Is anyone using this flag successfully with tigervnc client and server? If so, what syntax is required?

Thanks in advance.Last edited by Havin_it on Tue Jul 31, 2012 7:18 pm; edited 1 time in total

----------

## Gusar

It's possible that the option is supported only in 1.2, but portage contains 1.1. There's a 1.2 ebuild in this bug: https://bugs.gentoo.org/show_bug.cgi?id=410929

----------

## Havin_it

Hi Gusar,

Using it: that's my bug   :Wink: 

----------

## Gusar

 *Havin_it wrote:*   

> Hi Gusar,
> 
> Using it: that's my bug  

 

Oh!   :Embarassed: 

Well, then it's either not implemented upstream, or it got lost when the old viewer was dropped in favor of the new fltk-based one. I still have the old viewer here, let me check... Yep, the old viewer has the -via option.

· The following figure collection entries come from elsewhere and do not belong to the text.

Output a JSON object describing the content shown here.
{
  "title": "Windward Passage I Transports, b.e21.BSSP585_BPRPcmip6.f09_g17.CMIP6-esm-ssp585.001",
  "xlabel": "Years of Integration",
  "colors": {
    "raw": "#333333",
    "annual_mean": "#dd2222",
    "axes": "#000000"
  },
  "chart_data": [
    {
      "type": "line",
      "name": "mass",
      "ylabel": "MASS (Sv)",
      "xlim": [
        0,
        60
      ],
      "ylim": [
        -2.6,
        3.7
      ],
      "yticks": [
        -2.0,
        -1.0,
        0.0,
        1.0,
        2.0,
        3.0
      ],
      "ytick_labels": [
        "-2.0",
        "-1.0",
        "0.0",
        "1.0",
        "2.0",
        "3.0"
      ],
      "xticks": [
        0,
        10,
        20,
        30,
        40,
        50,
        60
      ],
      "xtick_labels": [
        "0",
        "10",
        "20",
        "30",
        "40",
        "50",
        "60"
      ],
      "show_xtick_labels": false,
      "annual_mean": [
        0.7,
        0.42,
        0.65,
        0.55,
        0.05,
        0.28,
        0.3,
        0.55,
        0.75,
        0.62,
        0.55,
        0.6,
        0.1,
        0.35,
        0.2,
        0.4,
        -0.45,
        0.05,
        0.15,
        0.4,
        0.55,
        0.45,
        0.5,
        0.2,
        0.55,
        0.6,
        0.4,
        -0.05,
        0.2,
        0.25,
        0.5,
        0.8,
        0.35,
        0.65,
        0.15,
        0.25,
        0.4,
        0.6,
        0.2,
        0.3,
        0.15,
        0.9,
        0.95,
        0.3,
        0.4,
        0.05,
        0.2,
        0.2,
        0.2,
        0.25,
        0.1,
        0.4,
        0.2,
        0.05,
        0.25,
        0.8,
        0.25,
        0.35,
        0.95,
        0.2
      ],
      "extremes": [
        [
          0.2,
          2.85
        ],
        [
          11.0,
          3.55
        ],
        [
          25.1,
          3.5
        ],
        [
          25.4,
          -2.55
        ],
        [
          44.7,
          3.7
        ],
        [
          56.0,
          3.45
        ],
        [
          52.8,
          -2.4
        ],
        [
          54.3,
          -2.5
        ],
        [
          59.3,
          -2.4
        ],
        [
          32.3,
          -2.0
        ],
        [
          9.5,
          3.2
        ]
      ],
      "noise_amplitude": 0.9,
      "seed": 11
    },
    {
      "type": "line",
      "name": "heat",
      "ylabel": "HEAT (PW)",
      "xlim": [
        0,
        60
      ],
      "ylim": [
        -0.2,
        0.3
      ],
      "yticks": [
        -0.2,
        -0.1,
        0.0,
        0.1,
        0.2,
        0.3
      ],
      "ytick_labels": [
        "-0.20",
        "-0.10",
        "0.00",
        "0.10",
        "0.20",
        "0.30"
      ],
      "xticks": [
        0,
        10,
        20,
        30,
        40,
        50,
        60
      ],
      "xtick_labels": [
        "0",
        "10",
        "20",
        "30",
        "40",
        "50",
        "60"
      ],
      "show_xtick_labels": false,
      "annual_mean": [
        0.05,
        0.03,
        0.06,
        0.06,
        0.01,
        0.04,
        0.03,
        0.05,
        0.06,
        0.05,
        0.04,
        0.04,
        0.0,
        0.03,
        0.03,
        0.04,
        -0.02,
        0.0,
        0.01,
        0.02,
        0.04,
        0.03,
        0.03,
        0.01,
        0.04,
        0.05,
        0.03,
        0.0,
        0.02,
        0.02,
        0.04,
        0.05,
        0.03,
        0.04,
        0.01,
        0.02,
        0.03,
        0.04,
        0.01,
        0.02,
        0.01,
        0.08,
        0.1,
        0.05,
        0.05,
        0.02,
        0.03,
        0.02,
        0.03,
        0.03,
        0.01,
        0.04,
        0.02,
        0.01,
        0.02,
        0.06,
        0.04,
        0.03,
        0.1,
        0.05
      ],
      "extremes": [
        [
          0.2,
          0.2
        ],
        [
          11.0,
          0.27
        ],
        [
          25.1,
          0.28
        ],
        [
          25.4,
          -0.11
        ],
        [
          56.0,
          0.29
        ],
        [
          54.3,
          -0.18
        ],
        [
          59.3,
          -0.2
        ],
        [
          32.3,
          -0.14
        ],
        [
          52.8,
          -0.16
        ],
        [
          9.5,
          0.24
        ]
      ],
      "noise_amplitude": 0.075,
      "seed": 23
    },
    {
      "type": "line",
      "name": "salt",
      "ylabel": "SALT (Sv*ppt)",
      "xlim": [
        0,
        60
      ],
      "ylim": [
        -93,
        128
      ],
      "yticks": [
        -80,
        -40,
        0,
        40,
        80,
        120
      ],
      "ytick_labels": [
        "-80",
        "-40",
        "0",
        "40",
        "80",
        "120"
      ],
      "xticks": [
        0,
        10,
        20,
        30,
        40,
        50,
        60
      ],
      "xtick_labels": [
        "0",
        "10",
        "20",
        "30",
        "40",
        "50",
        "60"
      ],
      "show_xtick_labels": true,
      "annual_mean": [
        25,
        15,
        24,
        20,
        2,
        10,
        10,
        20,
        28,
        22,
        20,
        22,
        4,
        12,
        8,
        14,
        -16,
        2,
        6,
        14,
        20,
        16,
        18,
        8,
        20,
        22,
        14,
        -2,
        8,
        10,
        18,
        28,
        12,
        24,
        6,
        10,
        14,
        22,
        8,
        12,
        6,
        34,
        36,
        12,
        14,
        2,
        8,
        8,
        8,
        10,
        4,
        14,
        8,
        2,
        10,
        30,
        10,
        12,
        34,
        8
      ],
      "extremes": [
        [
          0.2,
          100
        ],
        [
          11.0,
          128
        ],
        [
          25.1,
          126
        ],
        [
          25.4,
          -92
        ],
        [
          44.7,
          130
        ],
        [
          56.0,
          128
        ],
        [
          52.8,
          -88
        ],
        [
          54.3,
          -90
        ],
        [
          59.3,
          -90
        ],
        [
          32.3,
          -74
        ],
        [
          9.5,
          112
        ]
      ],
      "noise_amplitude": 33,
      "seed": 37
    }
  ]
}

Check the upstream bugtracker, maybe there's already a bug about this. If not, open one. Edit: There's a bug that the -listen option is missing in the fltk viewer, and the comments mention that -via is missing too. Getting them back is a matter of "patches welcome".

----------

## Havin_it

Good digging! Missed that one, will add my voice in some manner.

Hopefully they'll be building this into the Java viewer too - I believe that's underway, but in the meantime I'm still having to use the TighVNC applet at times when I don't have the native client available.

----------

## Gusar

The Java viewer already has it. Maybe not the 1.2 release, but the svn version does.

----------

## Havin_it

 *Gusar wrote:*   

> The Java viewer already has it. Maybe not the 1.2 release, but the svn version does.

 

Partayy!   :Cool:  Hope you can specify the SSH port; I had to edit and build the TightVNC+SSH applet myself to enable that.

----------